David is a research fellow at ISOE, specializing in groundwater governance. After obtaining his B.A. in political science at Free University of Berlin, he completed the interdisciplinary master’s programme Sustainable Development (M.Sc.) at Utrecht University (Netherlands) with a focus on the governance of social-ecological systems. For his master thesis, he investigated success factors for transdisciplinary knowledge production in water reuse. In regulate, David researches conflicts, power relations and inequalities in the use and regulation of groundwater by applying policy, discourse and stakeholder analysis.

Dženeta Hodžić
ISOE | Research Fellow

Dženeta is a research fellow at ISOE specializing in the ethnography of water and environment-human relations. She holds a B.A. and M.A. in European Ethnology from Humboldt University Berlin. For her MA thesis, she conducted long-term ethnographic fieldwork in Bosnia and Herzegovina, where she studied the entanglement of renewable energy policies, socio-technical imaginaries and environmental knowledge. Within regulate, Dženeta ethnographically investigates underlying cultural dimensions of groundwater extraction practices in two European case studies.

Linda Söller
GU | Research Fellow

Linda is a PhD-candidate in the working group Hydrology at the Institute of Physical Geography, Goethe-University. She holds a M.Sc. in Physical Geography from Goethe-University with a focus on global freshwater resources and biodiversity and their modification through climate change and human interventions. In her thesis, she investigated anthropogenic streamflow alterations and their impact on freshwater biota using global hydrological modelling and expert surveys. Within regulate, Linda investigates alterations in groundwater quantity due to climate change and human water use.

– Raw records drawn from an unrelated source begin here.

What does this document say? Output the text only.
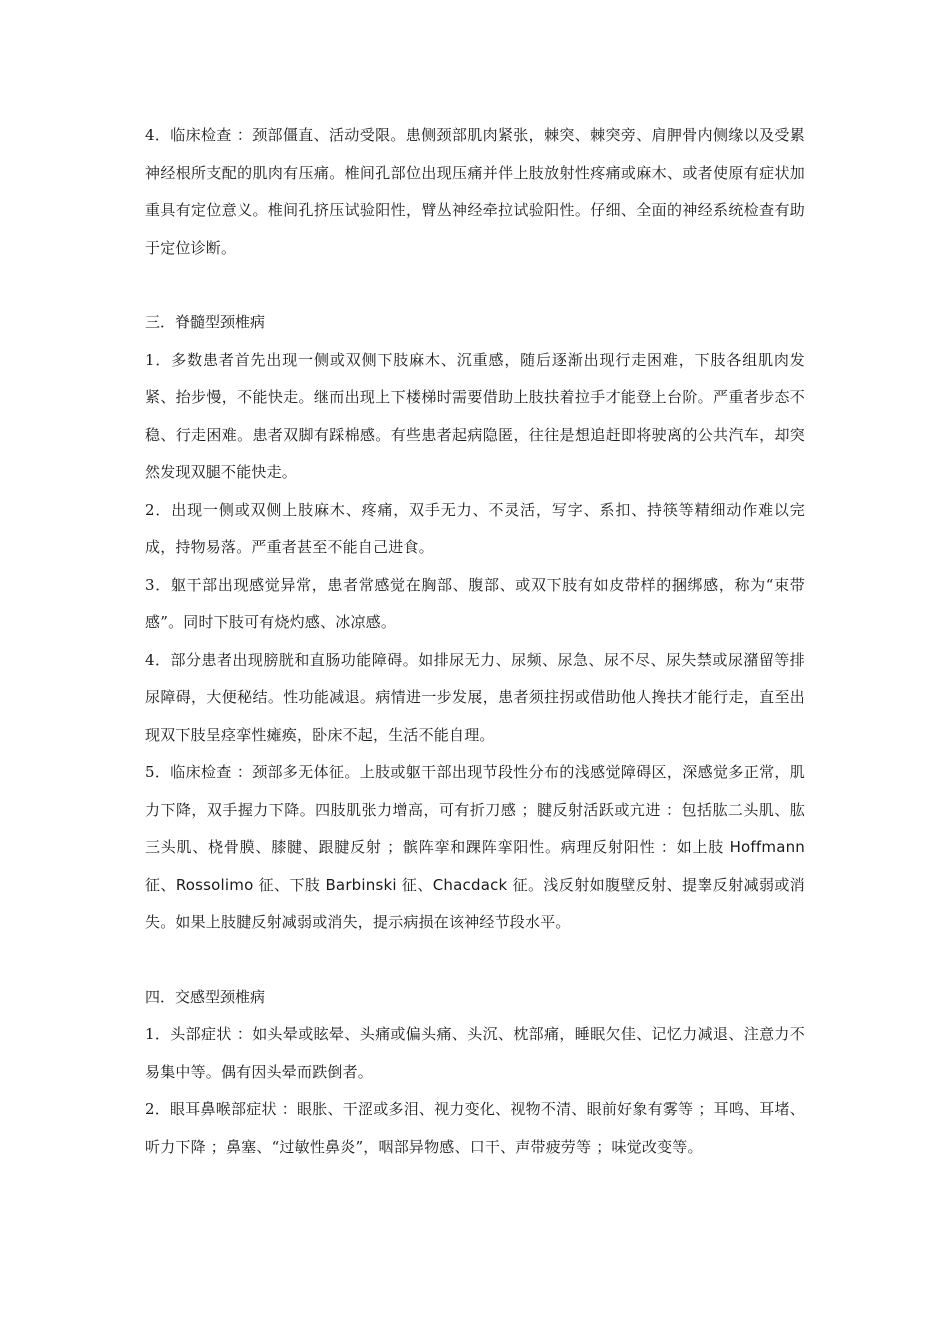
4．临床检查 ：颈部僵直、活动受限。患侧颈部肌肉紧张，棘突、棘突旁、肩胛骨内侧缘以及受累神经根所支配的肌肉有压痛。椎间孔部位出现压痛并伴上肢放射性疼痛或麻木、或者使原有症状加重具有定位意义。椎间孔挤压试验阳性，臂丛神经牵拉试验阳性。仔细、全面的神经系统检查有助于定位诊断。

三．脊髓型颈椎病

1．多数患者首先出现一侧或双侧下肢麻木、沉重感，随后逐渐出现行走困难，下肢各组肌肉发紧、抬步慢，不能快走。继而出现上下楼梯时需要借助上肢扶着拉手才能登上台阶。严重者步态不稳、行走困难。患者双脚有踩棉感。有些患者起病隐匿，往往是想追赶即将驶离的公共汽车，却突然发现双腿不能快走。

2．出现一侧或双侧上肢麻木、疼痛，双手无力、不灵活，写字、系扣、持筷等精细动作难以完成，持物易落。严重者甚至不能自己进食。

3．躯干部出现感觉异常，患者常感觉在胸部、腹部、或双下肢有如皮带样的捆绑感，称为“束带感”。同时下肢可有烧灼感、冰凉感。

4．部分患者出现膀胱和直肠功能障碍。如排尿无力、尿频、尿急、尿不尽、尿失禁或尿潴留等排尿障碍，大便秘结。性功能减退。病情进一步发展，患者须拄拐或借助他人搀扶才能行走，直至出现双下肢呈痉挛性瘫痪，卧床不起，生活不能自理。

5．临床检查 ：颈部多无体征。上肢或躯干部出现节段性分布的浅感觉障碍区，深感觉多正常，肌力下降，双手握力下降。四肢肌张力增高，可有折刀感 ；腱反射活跃或亢进 ：包括肱二头肌、肱三头肌、桡骨膜、膝腱、跟腱反射 ；髌阵挛和踝阵挛阳性。病理反射阳性 ：如上肢 Hoffmann 征、Rossolimo 征、下肢 Barbinski 征、Chacdack 征。浅反射如腹壁反射、提睾反射减弱或消失。如果上肢腱反射减弱或消失，提示病损在该神经节段水平。

四．交感型颈椎病

1．头部症状 ：如头晕或眩晕、头痛或偏头痛、头沉、枕部痛，睡眠欠佳、记忆力减退、注意力不易集中等。偶有因头晕而跌倒者。

2．眼耳鼻喉部症状 ：眼胀、干涩或多泪、视力变化、视物不清、眼前好象有雾等 ；耳鸣、耳堵、听力下降 ；鼻塞、“过敏性鼻炎”，咽部异物感、口干、声带疲劳等 ；味觉改变等。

The junior research group is supervised by Petra Döll, Hans Jürgen Hahn, Antje Bruns and Gisela Welz.

Prof. Dr. Petra Döll
Goethe University Frankfurt
PD Dr. Hans Jürgen Hahn
University Koblenz Landau
Prof. Dr. Antje Bruns
Trier University
Prof. Dr. Gisela Welz
Goethe University Frankfurt


The group is supported by the following interns and research assistants.

Katharina Koböck
ISOE | Research Assistant

Katharina has been working as a research assistant in ISOE's research area water resources and land use since 2019. Since 2020, she is also involved in the research project regulate. She mainly takes care of updating the website as well as literature research.
Katharina studied pedagogy in her Bachelor's degree at LMU Munich and is currently writing her Master's thesis in educational science at TU Darmstadt. In addition, she is involved in environmental science through her minor and additional courses.

Frederik Winter
ISOE | Research Assistant

As a student of interdisciplinary engineering, Frederik is currently partaking in a research internship in the regulate project. In his engineering studies he specialized in international technical cooperation and environmental technology. In several study projects concerning development cooperation he worked on technical concepts and case study reports in the fields of energy, waste, and water management with a special focus on interdisciplinary impacts of development work. In the junior research group regulate, he aims to conceptualize his bachelor's thesis in the field of drinking water data evaluation and subsequently complete it in cooperation with the RheinMain University Wiesbaden.

Diana Molewijk
ISOE | Research Assistant

Diana has been working as a research assistant in the research group regulate since the end of 2020. Her main tasks are literature research and literature administration. She is studying for a Master's degree in environmental engineering at the TU Darmstadt, specialising in water and soil conservation as well as supply and disposal technology. For her bachelor thesis, a paper was published in the MDPI journal, research field remote sensing, with the title “A conceptual approach to modeling the geospatial impact of typical urban threats on the habitat quality of river corridors”.